When one revisits a space, one is confronted by this loss, forced to accept that this time is not that time – and cannot be even if one were to try. This is often further compounded by spaces’ capacity to themselves change – sometimes before our very eyes. Take, for instance, Wensceslas Square of Prague. In the day, it’s a lovely place lined with shops, major and minor; street performers dot the square, performing all sorts of tricks to enthralled crowds; groups of teenagers and adults alike wander about, engrossed in little pockets of conversation. There’s verve: the space is very much alive.

Then night falls, and it changes – a very different sort of atmosphere comes alive. Street performers are replaced by performers of a very different ilk – even if they still promise to provide a memorable experience; where there used to be a sketch artists, there only remain sketchy characters; parents who would’ve taken a carefree stroll through the square in the day warn their children against passing through it after dusk. There’s an entirely different vibe now: the square is no longer bright and welcoming; now it’s dark, brooding. Anyone who goes by Wensceslas Square in the night after having been there in the day is left slightly bewildered, wondering if they hadn’t lost their way and ended up in a completely different place. Of course, Wensceslas Square isn’t unique at all in this sense. Places like this exist everywhere, all across the globe, changing with different degrees of time [5]. But they’re all teaching us the same thing: what one might experience one time is not necessarily what one will experience the next time.

nostos— ;

algos— ;

Perhaps one way to console ourselves would be to admit that the very fact one experiences nostalgia points towards a beautiful moment already having occurred. And whether one wishes to recreate that moment or not, it can never be changed nor taken away. Though, upon reflection, the final clause isn’t entirely accurate. For we are always already potential victims of the vagaries of memory. Such was the fate of Orpheus: he loses Eurydice precisely because he forgot – and thus could not heed – Persephone’s warning not to regard his wife as they ascended from Hades; the fallibility of memory doesn’t discriminate nor sentimentalize.
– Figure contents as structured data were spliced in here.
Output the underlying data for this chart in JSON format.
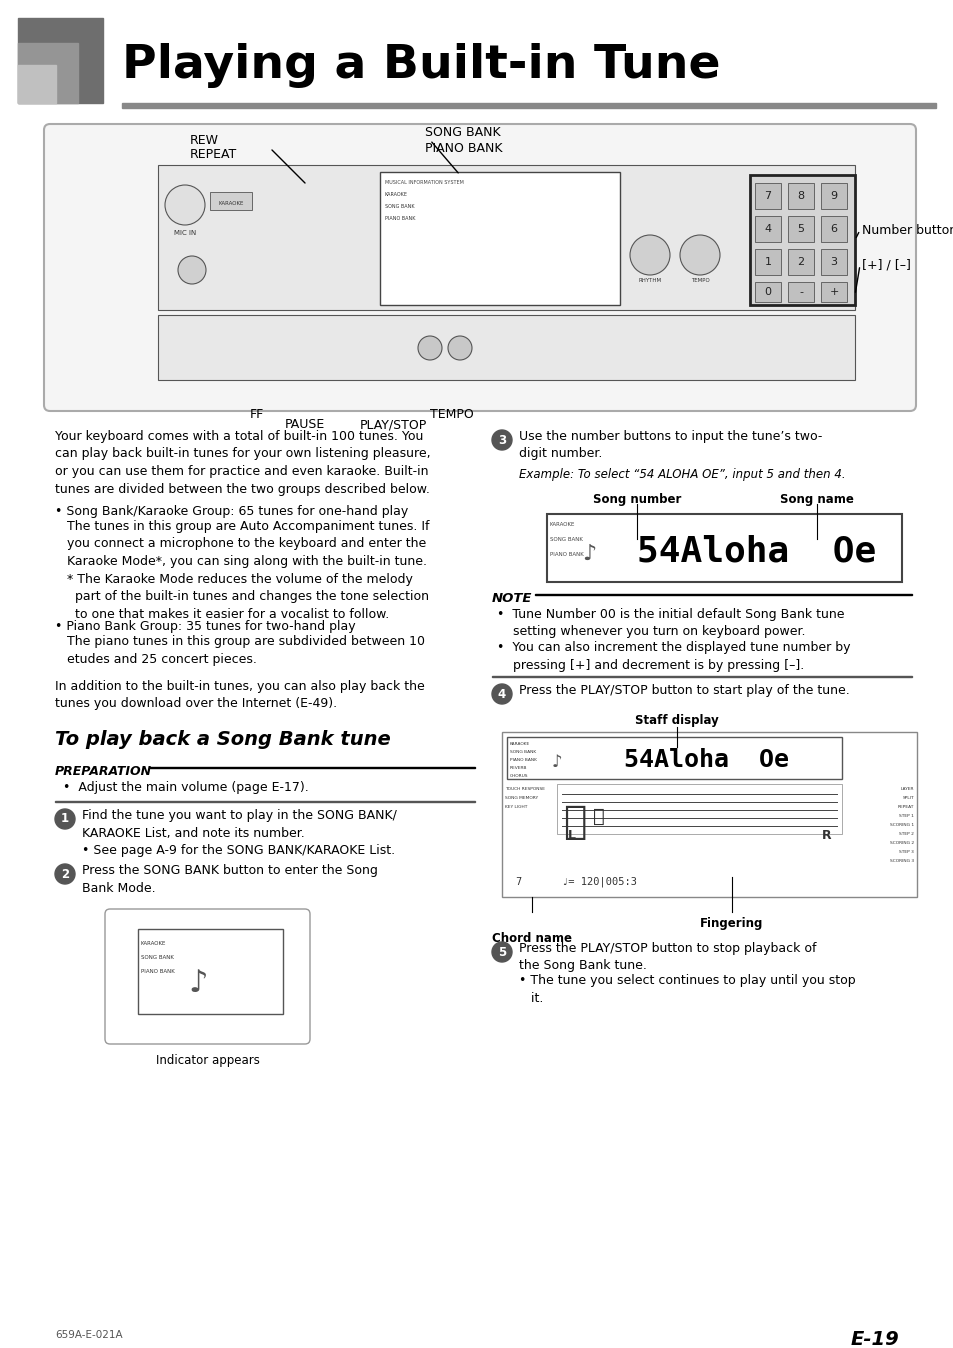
{
  "title": "Playing a Built-in Tune",
  "page_num": "E-19",
  "footer_left": "659A-E-021A",
  "bg_color": "#ffffff",
  "title_color": "#000000",
  "section_heading": "To play back a Song Bank tune",
  "prep_heading": "PREPARATION",
  "prep_bullet": "•  Adjust the main volume (page E-17).",
  "step1_text": "Find the tune you want to play in the SONG BANK/\nKARAOKE List, and note its number.\n• See page A-9 for the SONG BANK/KARAOKE List.",
  "step2_text": "Press the SONG BANK button to enter the Song\nBank Mode.",
  "step3_line1": "Use the number buttons to input the tune’s two-",
  "step3_line2": "digit number.",
  "step3_example": "Example: To select “54 ALOHA OE”, input 5 and then 4.",
  "step4_text": "Press the PLAY/STOP button to start play of the tune.",
  "step5_line1": "Press the PLAY/STOP button to stop playback of",
  "step5_line2": "the Song Bank tune.",
  "step5_bullet": "• The tune you select continues to play until you stop\n   it.",
  "note_title": "NOTE",
  "note_b1": "•  Tune Number 00 is the initial default Song Bank tune\n    setting whenever you turn on keyboard power.",
  "note_b2": "•  You can also increment the displayed tune number by\n    pressing [+] and decrement is by pressing [–].",
  "intro_para1": "Your keyboard comes with a total of built-in 100 tunes. You\ncan play back built-in tunes for your own listening pleasure,\nor you can use them for practice and even karaoke. Built-in\ntunes are divided between the two groups described below.",
  "intro_b1_head": "• Song Bank/Karaoke Group: 65 tunes for one-hand play",
  "intro_b1_body": "   The tunes in this group are Auto Accompaniment tunes. If\n   you connect a microphone to the keyboard and enter the\n   Karaoke Mode*, you can sing along with the built-in tune.\n   * The Karaoke Mode reduces the volume of the melody\n     part of the built-in tunes and changes the tone selection\n     to one that makes it easier for a vocalist to follow.",
  "intro_b2_head": "• Piano Bank Group: 35 tunes for two-hand play",
  "intro_b2_body": "   The piano tunes in this group are subdivided between 10\n   etudes and 25 concert pieces.",
  "intro_para2": "In addition to the built-in tunes, you can also play back the\ntunes you download over the Internet (E-49).",
  "song_number_label": "Song number",
  "song_name_label": "Song name",
  "indicator_label": "Indicator appears",
  "staff_display_label": "Staff display",
  "chord_name_label": "Chord name",
  "fingering_label": "Fingering",
  "display_text": "54Aloha  Oe",
  "rew_label": "REW",
  "repeat_label": "REPEAT",
  "song_bank_label": "SONG BANK",
  "piano_bank_label": "PIANO BANK",
  "num_buttons_label": "Number buttons",
  "plus_minus_label": "[+] / [–]",
  "ff_label": "FF",
  "pause_label": "PAUSE",
  "tempo_label": "TEMPO",
  "playstop_label": "PLAY/STOP"
}
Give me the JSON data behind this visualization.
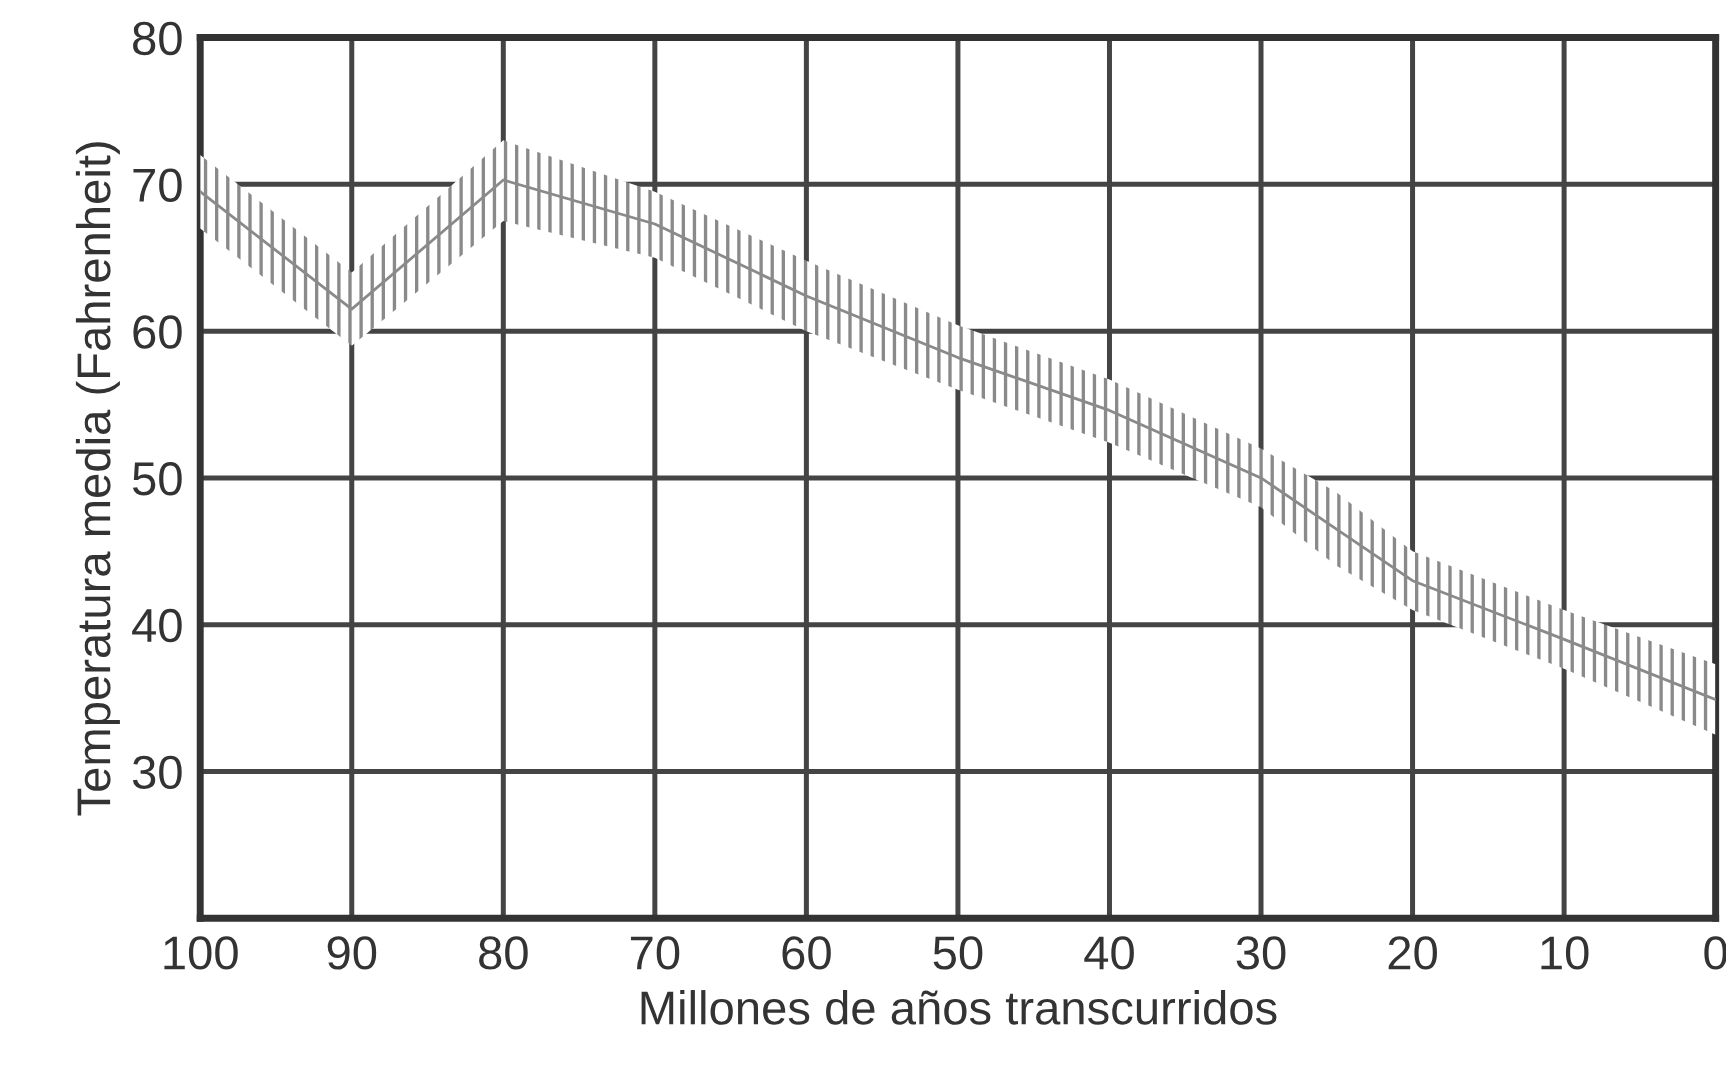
{
  "chart_data": {
    "type": "line",
    "xlabel": "Millones de años transcurridos",
    "ylabel": "Temperatura media (Fahrenheit)",
    "x": [
      100,
      90,
      80,
      70,
      60,
      50,
      40,
      30,
      25,
      20,
      10,
      0
    ],
    "series": [
      {
        "color": "#8a8a8a",
        "values": [
          69.5,
          61.5,
          70.3,
          67.3,
          62.4,
          58.2,
          54.6,
          50,
          46.5,
          43,
          39,
          34.9
        ],
        "lower": [
          67,
          59,
          67.5,
          65,
          60,
          56,
          52.4,
          48,
          44,
          41,
          37,
          32.5
        ],
        "upper": [
          72,
          64,
          73,
          69.5,
          64.8,
          60.4,
          56.7,
          52,
          49,
          45,
          41,
          37.3
        ]
      }
    ],
    "xlim": [
      100,
      0
    ],
    "xticks": [
      100,
      90,
      80,
      70,
      60,
      50,
      40,
      30,
      20,
      10,
      0
    ],
    "ylim": [
      20,
      80
    ],
    "yticks": [
      {
        "value": 20,
        "label": null
      },
      30,
      40,
      50,
      60,
      70,
      80
    ],
    "grid": true
  }
}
And Persephone’s words continue to echo: don’t look back.

Maybe this is something we ought to treasure rather than bemoan. This ephemeral nature of memory that always brings with it the risk of one waking up having lost one’s precious experiences completely – and, cruelly, without even, ever, realizing it. Which is precisely what implies we must defy Persephone; that, in order to appreciate anything, we must look back. And perhaps it is only in, with, algos that we might find some sense of nostos [6]. The thing about nostalgia – the important, perhaps heartrending, thing about nostalgia – is that it’s equally about coming home, and then realizing, almost immediately, it’s a home we no longer inhabit. It is as much about the familiar as it is about the haunting pain when we come to find what is familiar also belongs firmly in the past.

But we find ourselves admitting in a whisper, to ourselves, more than anyone else: we’d do it again. Purely for those fleeting moments before the agony consumed us; those little moments where we revelled in our homecoming; those beautiful moments in between …

*

Reflections:

[1] Honoré de Balzac. Colonel Chabert, 1832, translated by Carol Cosman. New York: New Directions Publishing, 1997.

[2] Milan Kundera. Testaments Betrayed, translated by Linda Asher. London: Faber and Faber Limited, 1995: 126-7

[3] Jorge Luis Borges. ‘On Exactitude in Science’ in Collected Fictions, translated by Andrew Hurley. London: Penguin Books, 1999.

[4] Milan Kundera. The Book of Laughter and Forgetting, translated by Aaron Asher. London: Faber and Faber Limited, 1996: 3-4.

[5] The ideas in this paragraph were developed during the seminar Reading Prague taught by Hynek Zygmund at Charles University in Prague, June 2014.

[6] This notion owes much of itself to a conversation with Jeremy Fernando at Tembusu College, Singapore in 2015.